By the Court.—Judgment and order affirmed.
This opinion will not be published. See Wis. Stat. Rule 809.23(1)(b)5.
[1] Lor Por Thao was convicted of assaulting the victim’s friend in a car outside of the house.
[2] A Machner hearing addresses a defendant’s ineffective assistance of counsel claim. See State v. Machner, 92 Wis. 2d 797, 285 N.W.2d 905 (Ct. App. 1979).
[3] Miranda v. Arizona, 384 U.S. 436 (1966).
[4] We do not terminate our consideration of the issue at this point because it is not clear that Yang was informed that any challenge to the arrest would be waived by withdrawing the motion.

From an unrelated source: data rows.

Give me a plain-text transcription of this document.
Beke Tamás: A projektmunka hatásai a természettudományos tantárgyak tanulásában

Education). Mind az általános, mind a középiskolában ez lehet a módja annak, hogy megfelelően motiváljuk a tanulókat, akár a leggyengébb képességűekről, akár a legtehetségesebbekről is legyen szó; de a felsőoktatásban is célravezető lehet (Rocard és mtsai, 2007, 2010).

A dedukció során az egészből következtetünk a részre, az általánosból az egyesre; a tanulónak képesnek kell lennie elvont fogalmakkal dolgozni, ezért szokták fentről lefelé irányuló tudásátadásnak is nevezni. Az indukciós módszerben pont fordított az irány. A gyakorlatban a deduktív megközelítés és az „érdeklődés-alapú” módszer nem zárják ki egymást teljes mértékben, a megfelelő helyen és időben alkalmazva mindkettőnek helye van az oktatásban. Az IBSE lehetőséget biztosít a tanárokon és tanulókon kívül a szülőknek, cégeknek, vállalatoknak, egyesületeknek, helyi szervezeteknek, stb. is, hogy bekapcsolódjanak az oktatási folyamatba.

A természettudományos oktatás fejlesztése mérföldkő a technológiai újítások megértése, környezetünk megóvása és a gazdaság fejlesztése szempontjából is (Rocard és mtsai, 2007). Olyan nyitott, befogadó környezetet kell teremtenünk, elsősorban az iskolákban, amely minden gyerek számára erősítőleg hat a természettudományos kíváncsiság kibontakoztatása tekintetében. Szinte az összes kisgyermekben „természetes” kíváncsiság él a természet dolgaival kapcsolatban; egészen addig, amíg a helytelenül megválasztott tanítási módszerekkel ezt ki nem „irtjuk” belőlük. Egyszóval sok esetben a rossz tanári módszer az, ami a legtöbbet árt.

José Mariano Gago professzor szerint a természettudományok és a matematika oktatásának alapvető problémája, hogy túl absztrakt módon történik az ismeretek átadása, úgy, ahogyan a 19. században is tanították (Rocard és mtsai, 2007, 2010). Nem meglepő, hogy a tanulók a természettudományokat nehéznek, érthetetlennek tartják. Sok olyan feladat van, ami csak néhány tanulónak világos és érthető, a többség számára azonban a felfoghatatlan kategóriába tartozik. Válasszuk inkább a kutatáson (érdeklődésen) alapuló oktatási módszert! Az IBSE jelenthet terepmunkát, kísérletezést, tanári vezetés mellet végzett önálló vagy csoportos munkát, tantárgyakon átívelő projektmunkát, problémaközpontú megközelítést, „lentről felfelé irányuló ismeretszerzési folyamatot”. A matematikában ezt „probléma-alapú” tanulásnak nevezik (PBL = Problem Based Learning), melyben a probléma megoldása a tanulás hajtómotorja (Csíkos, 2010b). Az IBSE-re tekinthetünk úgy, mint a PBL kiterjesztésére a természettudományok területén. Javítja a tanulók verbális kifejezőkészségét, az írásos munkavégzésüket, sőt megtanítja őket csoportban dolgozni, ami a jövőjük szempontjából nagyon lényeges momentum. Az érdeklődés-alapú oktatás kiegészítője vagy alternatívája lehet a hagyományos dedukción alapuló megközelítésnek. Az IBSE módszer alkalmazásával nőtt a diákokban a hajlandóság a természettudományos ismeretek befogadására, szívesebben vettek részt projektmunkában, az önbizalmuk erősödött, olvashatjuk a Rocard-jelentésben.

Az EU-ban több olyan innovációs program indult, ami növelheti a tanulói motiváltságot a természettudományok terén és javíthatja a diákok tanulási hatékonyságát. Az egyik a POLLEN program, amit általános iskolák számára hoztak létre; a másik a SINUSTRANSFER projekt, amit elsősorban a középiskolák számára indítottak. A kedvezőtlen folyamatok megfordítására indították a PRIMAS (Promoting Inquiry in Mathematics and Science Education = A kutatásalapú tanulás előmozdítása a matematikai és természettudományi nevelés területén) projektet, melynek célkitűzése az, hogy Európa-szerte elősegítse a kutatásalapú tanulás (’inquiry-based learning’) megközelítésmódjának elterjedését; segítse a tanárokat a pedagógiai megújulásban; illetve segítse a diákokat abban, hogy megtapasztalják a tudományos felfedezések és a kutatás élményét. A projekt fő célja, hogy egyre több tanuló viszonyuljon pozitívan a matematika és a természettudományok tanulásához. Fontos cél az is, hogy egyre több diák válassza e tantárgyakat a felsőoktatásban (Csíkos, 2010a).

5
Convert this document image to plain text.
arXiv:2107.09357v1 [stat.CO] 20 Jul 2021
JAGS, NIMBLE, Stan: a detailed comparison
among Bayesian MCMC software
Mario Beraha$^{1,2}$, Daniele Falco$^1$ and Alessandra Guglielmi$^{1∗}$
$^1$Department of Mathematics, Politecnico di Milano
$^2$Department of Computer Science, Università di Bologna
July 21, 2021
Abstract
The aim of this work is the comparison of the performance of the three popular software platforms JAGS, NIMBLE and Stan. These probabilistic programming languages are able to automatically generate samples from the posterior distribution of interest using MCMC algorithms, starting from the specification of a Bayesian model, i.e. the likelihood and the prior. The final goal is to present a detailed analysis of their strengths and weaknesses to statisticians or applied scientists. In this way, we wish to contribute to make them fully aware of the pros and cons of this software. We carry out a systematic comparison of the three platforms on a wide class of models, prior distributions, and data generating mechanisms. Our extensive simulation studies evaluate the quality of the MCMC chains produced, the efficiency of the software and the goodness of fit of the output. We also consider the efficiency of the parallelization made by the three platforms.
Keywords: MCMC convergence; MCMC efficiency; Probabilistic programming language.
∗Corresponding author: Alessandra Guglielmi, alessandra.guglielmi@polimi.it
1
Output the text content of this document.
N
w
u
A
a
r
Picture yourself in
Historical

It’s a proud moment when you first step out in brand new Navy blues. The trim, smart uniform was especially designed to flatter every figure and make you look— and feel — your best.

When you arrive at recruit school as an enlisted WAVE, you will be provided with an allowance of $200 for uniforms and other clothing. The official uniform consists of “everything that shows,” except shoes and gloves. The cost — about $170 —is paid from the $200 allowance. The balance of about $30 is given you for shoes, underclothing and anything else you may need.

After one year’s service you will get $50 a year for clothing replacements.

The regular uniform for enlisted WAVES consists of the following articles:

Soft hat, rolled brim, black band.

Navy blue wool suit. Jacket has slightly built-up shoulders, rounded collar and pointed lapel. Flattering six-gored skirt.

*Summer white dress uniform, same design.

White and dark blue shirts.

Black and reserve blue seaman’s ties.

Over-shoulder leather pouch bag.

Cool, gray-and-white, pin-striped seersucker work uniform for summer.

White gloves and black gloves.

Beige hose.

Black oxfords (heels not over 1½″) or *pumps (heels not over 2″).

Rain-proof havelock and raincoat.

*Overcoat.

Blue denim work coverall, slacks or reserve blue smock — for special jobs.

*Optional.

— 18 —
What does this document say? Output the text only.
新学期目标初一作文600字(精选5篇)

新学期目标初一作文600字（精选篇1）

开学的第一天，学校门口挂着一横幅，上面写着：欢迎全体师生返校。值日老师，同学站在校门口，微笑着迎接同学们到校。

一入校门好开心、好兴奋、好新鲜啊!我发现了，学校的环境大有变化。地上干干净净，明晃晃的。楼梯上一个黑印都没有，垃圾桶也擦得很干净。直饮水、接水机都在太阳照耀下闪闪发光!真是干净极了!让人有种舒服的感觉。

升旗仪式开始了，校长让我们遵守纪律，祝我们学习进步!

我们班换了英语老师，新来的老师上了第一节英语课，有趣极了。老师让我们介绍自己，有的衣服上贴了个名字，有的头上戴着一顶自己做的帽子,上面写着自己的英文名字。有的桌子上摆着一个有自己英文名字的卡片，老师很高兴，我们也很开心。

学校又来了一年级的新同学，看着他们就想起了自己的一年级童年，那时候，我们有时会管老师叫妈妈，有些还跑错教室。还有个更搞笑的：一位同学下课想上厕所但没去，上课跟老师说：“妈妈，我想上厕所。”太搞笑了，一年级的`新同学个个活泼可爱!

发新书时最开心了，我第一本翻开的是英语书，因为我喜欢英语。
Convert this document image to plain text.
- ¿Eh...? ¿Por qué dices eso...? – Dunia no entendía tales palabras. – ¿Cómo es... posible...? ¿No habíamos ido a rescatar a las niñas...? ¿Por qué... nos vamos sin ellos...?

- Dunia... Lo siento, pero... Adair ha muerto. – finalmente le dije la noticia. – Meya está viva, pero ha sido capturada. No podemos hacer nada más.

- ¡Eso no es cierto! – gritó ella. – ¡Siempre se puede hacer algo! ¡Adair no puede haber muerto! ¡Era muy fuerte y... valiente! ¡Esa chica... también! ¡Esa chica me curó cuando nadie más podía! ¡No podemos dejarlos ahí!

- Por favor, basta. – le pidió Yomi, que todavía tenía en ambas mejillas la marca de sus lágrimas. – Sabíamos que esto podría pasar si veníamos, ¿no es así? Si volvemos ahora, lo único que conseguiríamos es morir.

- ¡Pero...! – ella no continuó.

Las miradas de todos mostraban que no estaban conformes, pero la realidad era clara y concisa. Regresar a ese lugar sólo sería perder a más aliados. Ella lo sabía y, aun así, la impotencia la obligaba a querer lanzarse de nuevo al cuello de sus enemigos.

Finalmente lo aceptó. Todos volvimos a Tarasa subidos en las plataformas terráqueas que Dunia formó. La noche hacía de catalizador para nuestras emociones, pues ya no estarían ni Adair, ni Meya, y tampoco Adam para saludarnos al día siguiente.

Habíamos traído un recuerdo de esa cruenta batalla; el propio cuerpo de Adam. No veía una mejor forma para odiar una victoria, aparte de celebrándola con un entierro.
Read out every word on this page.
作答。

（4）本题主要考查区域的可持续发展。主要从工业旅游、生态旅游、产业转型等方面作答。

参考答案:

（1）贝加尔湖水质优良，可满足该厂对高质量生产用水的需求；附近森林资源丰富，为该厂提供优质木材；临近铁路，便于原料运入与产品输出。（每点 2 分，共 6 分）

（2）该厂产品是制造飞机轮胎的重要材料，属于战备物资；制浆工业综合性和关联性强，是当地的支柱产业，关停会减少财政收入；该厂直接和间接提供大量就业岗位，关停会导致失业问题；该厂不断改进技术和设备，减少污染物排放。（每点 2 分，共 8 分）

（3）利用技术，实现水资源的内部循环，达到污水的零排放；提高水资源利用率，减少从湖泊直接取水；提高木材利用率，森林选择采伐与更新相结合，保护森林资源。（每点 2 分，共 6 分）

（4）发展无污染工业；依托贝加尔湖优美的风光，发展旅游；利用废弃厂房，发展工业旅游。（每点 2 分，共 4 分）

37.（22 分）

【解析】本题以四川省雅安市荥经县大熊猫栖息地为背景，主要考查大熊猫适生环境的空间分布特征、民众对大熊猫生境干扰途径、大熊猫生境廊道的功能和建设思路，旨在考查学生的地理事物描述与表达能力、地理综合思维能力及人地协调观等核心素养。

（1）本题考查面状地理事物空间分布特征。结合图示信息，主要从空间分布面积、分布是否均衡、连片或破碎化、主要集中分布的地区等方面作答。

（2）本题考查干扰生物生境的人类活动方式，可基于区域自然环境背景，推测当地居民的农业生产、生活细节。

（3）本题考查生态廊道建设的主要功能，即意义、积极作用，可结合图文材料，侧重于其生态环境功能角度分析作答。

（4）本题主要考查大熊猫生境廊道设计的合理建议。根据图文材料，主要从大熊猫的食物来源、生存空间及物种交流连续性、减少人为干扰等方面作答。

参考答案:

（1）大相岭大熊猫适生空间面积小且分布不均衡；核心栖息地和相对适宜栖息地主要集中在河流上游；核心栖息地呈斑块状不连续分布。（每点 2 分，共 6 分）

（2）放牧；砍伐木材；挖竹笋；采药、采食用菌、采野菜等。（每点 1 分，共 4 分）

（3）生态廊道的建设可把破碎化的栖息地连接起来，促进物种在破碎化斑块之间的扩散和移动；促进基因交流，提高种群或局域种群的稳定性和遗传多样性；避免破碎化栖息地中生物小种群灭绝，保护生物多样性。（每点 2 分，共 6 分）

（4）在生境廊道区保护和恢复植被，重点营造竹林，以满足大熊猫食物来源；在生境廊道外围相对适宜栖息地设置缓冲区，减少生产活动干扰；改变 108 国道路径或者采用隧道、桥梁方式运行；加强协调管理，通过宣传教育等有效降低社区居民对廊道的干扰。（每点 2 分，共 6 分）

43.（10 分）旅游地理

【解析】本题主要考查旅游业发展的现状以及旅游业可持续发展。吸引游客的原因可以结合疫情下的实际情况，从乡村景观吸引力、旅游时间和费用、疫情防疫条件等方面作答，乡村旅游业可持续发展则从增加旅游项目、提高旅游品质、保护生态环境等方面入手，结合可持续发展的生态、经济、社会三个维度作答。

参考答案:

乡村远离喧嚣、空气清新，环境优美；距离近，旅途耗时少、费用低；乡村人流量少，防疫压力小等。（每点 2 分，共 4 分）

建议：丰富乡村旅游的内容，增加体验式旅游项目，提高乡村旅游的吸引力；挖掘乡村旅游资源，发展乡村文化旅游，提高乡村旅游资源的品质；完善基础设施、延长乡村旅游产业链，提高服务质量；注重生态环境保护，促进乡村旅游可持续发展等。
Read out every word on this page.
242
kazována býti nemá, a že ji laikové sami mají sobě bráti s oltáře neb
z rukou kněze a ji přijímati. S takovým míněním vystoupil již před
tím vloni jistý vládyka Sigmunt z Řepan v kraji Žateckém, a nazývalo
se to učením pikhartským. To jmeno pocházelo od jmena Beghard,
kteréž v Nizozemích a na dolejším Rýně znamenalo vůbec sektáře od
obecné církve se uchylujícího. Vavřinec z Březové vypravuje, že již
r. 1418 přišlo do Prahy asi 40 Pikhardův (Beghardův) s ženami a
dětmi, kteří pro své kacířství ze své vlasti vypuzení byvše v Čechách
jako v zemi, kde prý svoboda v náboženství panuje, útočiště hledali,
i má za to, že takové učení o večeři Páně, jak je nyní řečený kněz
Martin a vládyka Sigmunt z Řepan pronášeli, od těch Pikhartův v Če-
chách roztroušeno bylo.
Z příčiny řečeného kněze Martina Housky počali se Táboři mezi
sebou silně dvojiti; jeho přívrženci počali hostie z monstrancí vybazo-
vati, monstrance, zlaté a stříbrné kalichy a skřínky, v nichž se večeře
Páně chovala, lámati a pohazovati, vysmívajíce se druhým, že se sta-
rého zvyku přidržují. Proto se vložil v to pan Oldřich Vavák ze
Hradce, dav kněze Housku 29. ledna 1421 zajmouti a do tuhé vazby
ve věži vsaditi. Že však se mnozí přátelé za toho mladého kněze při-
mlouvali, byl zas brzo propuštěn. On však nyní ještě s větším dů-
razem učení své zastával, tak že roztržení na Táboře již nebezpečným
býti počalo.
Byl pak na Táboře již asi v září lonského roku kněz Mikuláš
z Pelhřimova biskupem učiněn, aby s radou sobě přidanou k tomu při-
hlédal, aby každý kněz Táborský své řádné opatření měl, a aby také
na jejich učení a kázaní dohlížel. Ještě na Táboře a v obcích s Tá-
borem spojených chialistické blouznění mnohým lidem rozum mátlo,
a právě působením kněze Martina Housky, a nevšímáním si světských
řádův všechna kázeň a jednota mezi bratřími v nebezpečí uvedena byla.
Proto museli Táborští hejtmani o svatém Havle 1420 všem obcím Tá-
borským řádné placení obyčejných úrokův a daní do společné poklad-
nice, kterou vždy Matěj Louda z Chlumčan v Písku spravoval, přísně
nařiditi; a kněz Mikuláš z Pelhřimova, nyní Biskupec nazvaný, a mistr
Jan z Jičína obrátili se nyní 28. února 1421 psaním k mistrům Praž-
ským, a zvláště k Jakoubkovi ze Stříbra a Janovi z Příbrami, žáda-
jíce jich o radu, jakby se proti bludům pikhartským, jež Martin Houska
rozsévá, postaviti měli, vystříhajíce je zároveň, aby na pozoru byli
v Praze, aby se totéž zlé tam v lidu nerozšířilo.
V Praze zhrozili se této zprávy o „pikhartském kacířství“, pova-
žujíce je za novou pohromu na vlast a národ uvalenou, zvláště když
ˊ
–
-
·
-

[5] All references to the Wisconsin Statutes are to the 2003-04 version unless otherwise noted.
[6] To the extent that Yang contends he was arrested as soon as everyone was rounded up in the kitchen and his driver’s license was confiscated, we reject that notion. The police were there to investigate an alleged assault. But there was also underage drinking discovered at the house. Yang was an adult. Yang was subject to investigatory detention for the purpose of investigating the assault and underage drinking. See State v. Gruen, 218 Wis. 2d 581, 589-90, 582 N.W.2d 728 (Ct. App. 1998) (“[T]he Fourth Amendment is not violated when law enforcement officers, in appropriate circumstances, detain and temporarily question a suspect, without arrest, for investigative purposes.”). He was also subject to arrest for participation in the underage drinking.
[7] The trial court found that it was uncertain whether the victim was shown Yang’s driver’s license.
[8] Trial counsel testified that there were many people at the party who Yang wanted to present as witnesses that would have taken the position that Yang went into the bedroom with the victim.
[9] Franks v. Delaware, 438 U.S. 154, 155-56 (1978) (where the defendant makes a substantial preliminary showing that a false statement knowingly and intentionally, or with reckless disregard for the truth, was included by the affiant in the warrant affidavit, a hearing should be held to determine the falsity and whether the affidavit continues to establish probable cause with the offending information excised); State v. Mann, 123 Wis. 2d 375, 385-86, 367 N.W.2d 209 (1985) (Franks permits an attack on a criminal complaint where there has been an omission of critical material where inclusion is necessary for an impartial judge to fairly determine probable cause).